Por tanto, pudiera inferirse de esta doctrina, que el dictado de una extensa y detallada resolución imponiendo fuertes sanciones a los principales fabricantes de camiones europeos, que fue objeto tan solo de una nota de prensa -que no era sino un resumen incompleto de aquella en general reflejada en la prensa, incluso en la especializada, con una mera reseña superficial y condensada del contenido de la resolución-, no fue medio apto para atribuirle la publicidad exigida a los efectos pretendidos. Esta Sala estima que tal nota no es ni apta, ni suficiente para permitir concluir que el principio de efectividad del derecho comunitario se ha aplicado. De otro parte, la jurisprudencia nacional considera en virtud de una doctrina inamovible a lo largo del tiempo que la prescripción no es una institución de estricta justicia, sino que su fundamento se halla en necesidades de seguridad jurídica y de presunción de abandono del ejercicio de los derechos y que, por tanto, su aplicación e interpretación ha de ser cautelosa y restrictiva (por todas la STS de 14 de marzo de 2007 y 6 de mayo de 2009) En aplicación de dicho principio, no es posible considerar que el término prescriptivo ha comenzado sino desde que el titular de la acción conoció o pudo conocer sin género de duda todos los elementos fácticos y jurídicos que configuraban la misma. En este sentido el TS en recientes sentencias - STS 326/2020, de 22 de junio; 279/2020, de 10 de junio; STS 340/2010, de 24 de mayo; STS 896/2011, de 12 de diciembre- ha declarado que ' el dies a quo [día inicial] para el ejercicio de la acción es aquel en que puede ejercitarse, según el principio 'actio nondum nata non praescribitur' [la acción que todavía no ha nacido no puede prescribir], que exige que la parte que propone el ejercicio de la acción disponga de los elementos fácticos y jurídicos idóneos para fundar una situación de aptitud plena para litigar'.

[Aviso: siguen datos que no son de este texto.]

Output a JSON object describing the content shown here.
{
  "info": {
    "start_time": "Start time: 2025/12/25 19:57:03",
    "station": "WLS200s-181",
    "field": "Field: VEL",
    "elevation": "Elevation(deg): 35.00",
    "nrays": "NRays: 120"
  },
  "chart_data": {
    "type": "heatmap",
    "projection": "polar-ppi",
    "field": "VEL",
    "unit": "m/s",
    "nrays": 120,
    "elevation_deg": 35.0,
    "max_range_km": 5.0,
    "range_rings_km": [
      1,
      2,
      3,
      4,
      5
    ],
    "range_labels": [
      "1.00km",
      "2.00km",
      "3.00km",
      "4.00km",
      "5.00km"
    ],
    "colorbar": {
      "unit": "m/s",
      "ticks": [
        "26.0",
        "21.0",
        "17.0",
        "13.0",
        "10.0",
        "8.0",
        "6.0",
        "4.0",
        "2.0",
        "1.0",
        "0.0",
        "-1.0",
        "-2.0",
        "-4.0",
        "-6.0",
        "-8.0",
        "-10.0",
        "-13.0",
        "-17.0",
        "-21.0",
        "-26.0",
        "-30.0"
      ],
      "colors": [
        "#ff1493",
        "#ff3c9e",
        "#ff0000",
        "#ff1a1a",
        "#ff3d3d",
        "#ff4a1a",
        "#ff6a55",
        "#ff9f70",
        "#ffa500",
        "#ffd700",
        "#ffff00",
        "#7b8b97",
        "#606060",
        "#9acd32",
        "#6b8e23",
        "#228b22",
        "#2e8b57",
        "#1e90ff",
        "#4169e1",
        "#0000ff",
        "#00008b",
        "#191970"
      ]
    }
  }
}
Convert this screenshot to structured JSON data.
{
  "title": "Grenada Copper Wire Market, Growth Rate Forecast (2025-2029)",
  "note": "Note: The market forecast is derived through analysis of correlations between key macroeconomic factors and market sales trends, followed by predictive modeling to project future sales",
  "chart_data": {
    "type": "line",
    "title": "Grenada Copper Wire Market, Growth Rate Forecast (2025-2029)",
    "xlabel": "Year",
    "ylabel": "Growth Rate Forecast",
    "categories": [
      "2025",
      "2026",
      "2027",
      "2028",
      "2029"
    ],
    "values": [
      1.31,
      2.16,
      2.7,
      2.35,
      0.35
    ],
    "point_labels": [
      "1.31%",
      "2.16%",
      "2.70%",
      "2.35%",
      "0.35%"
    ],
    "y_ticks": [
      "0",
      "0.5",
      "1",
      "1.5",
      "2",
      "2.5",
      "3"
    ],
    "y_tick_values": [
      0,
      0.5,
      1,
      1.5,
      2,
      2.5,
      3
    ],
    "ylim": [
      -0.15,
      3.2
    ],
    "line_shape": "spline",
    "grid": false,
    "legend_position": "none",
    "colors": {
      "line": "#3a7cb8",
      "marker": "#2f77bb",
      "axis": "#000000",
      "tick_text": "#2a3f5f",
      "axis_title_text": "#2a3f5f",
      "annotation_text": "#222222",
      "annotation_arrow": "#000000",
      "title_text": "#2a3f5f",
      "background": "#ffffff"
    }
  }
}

Efectivamente, sólo desde la publicación en el DUA de la versión no confidencial -ni siquiera esta es íntegra-, de la decisión, dada la complejidad de las relaciones jurídicas allí tratadas, pudo la parte actora representarse la totalidad de los elementos fácticos y jurídicos afectados y, consecuentemente, reaccionar jurídicamente, en este caso, instando de uno de los causantes del daño la oportuna indemnización.
En el presente caso, el examen de los hechos muestra que entre el requermiento extrajudicial y el ejercicio de la primera demanda judicial, fuese cual fuese su contenido, había trascurrido sobradamente el plazo de un año previsto en el art. 1964 del CC
En consecuencia, la excepción de prescripción, invocada ha de ser estimada.
La apreciación de las dos excepciones anterior, hacen innecesario el examen del fondo del litigitio, por lo que el recurso ha de ser íntegramente desestimado.
SEPTIMO. - Costas procesales
Las costas del recurso se rigen por el art. 398 de la LEC. Dada la desestimación del mismo, se impondrán a la recurrente.
VISTOS los artículos citados y demás de pertinente y general aplicación.
Fallo
Desestimamos el recurso de apelación interpuesto por DON Juan Alberto contra la sentencia de fecha 22 de septiembre de 2021, dictada por el Juzgado de lo Mercantil Nº 1 de Zaragoza en los autos de juicio ordinario 12/2021, que confirmamos en todos sus extremos con imposicion a la recurrente de las costas del recurso de apelación interpuesto.
Dese al depósito el destino legal.
Cabe casación en infracción procesal.
Así, por esta nuestra Sentencia, de la que se unirá testimonio al rollo, lo pronunciamos, mandamos y firmamos.